LSPs use English templating as both a cost-cutting maneuver and a tool to scale. For instance, while there may be only a few dozen Korean-French translators working professionally on subtitling, there are plenty of Korean-English and English-French translators in the industry. Though English templating can be more efficient, translation researchers say that the process can deteriorate the quality. Others argue it’s problematic when English mediates expression into so many other languages.

“We just have no other option because there’s just not enough professional translators.”

“Translating Korean into French through English makes as much sense as translating French to English through Korean,” François-Xavier Durandy, a Hindi-French translator whose subtitling work has screened at Cannes, told Rest of World over email. Durandy equated English templating to subtitling malpractice.
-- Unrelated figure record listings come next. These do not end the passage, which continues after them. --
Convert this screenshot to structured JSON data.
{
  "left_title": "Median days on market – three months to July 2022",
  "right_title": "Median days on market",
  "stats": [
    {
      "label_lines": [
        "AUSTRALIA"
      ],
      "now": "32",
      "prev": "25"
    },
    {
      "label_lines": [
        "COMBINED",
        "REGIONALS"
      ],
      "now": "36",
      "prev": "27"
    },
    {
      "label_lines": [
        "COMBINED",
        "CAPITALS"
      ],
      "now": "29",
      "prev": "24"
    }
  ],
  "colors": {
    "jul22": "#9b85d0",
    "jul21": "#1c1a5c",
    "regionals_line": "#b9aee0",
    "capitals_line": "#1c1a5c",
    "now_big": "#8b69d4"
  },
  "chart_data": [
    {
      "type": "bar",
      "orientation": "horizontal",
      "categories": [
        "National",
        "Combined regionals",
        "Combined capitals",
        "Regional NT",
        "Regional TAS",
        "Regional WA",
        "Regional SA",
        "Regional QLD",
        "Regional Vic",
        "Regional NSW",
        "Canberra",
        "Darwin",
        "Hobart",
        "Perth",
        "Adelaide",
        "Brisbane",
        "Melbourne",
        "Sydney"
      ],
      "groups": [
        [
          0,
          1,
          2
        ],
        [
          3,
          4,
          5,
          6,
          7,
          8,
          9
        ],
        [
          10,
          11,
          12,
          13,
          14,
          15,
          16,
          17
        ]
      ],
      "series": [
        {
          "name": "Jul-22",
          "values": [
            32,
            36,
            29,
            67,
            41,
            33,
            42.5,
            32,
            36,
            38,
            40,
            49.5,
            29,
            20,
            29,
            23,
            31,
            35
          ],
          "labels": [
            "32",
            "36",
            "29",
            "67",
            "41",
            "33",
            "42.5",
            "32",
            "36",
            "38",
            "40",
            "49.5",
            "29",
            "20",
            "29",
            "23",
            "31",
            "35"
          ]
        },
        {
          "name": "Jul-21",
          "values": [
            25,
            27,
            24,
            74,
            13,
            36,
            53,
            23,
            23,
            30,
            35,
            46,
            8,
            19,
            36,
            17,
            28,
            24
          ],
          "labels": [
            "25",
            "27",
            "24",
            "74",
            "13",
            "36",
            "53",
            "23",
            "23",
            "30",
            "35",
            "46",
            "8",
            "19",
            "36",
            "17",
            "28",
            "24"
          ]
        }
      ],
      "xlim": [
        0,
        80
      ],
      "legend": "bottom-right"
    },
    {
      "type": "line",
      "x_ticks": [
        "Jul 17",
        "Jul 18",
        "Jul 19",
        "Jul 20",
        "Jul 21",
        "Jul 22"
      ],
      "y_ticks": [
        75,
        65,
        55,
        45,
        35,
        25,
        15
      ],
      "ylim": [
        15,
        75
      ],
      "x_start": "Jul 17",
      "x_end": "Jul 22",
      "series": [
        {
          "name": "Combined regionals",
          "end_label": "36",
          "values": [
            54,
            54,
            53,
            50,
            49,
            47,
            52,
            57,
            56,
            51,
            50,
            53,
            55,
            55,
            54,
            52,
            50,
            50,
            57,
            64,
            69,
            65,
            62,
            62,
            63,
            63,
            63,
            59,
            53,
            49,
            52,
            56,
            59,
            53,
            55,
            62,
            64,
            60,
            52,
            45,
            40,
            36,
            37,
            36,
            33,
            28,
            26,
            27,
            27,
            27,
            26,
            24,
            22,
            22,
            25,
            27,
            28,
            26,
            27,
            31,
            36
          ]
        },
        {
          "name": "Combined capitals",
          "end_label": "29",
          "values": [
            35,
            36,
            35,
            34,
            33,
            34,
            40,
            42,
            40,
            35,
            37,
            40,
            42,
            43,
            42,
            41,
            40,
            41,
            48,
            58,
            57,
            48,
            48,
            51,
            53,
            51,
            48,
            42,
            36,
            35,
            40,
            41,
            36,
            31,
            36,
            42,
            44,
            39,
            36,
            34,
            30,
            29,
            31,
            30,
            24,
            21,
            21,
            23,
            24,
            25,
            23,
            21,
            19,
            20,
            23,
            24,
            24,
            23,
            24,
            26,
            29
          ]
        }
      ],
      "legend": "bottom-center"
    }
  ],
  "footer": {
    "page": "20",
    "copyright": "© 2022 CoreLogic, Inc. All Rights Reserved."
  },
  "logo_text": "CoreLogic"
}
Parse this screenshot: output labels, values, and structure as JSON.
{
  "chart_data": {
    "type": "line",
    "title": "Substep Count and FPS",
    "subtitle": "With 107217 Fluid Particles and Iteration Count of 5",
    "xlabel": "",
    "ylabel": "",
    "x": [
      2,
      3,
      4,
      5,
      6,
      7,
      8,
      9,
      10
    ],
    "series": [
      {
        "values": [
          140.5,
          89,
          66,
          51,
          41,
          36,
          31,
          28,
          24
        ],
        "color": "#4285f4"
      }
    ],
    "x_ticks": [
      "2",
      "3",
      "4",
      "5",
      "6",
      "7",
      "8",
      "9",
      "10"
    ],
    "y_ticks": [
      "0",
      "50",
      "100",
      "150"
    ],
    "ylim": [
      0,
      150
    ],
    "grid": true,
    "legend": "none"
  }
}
In recent years, there have been efforts to automate translation as a means of coping with the deluge of new content. Iyuno-SDI has made investments in machine learning translation and automated quality checks, but executives say that the quality of the AI isn’t currently good enough to replace humans. In some instances, machine learning is currently used to generate a first-draft translation, which is then edited or disregarded by a human subtitler as they see fit. The shortcomings of AI in handling the art of subtitling means that there’s no quick fix to the translator crunch.

Recent attention to localization quality has not gone unnoticed by streaming services. In response to the wave of criticism against Squid Game’s subtitles, Netflix hired Sharon Choi, the interpreter who went viral at last year’s Academy Awards ceremony — where she translated for Parasite director Bong Joon Ho — to take a second pass on the subtitles. Her name is now displayed alongside the original translator of Squid Game’s English-language subtitled version. Iyuno-SDI has also seen an uptick in clients investing in subtitling high-priority shows via direct translation, as opposed to English templating, to improve quality.

“You want it to be very good, but when you try to go to perfection, the return on investment becomes uninteresting,” said Fetner. “Having something that’s 95% satisfying, I think most of us would say that’s great. And to move that 5%, it’s expensive.” Many platforms will have come away from the Squid Game controversy knowing that, despite any flaws, subscribers were still watching.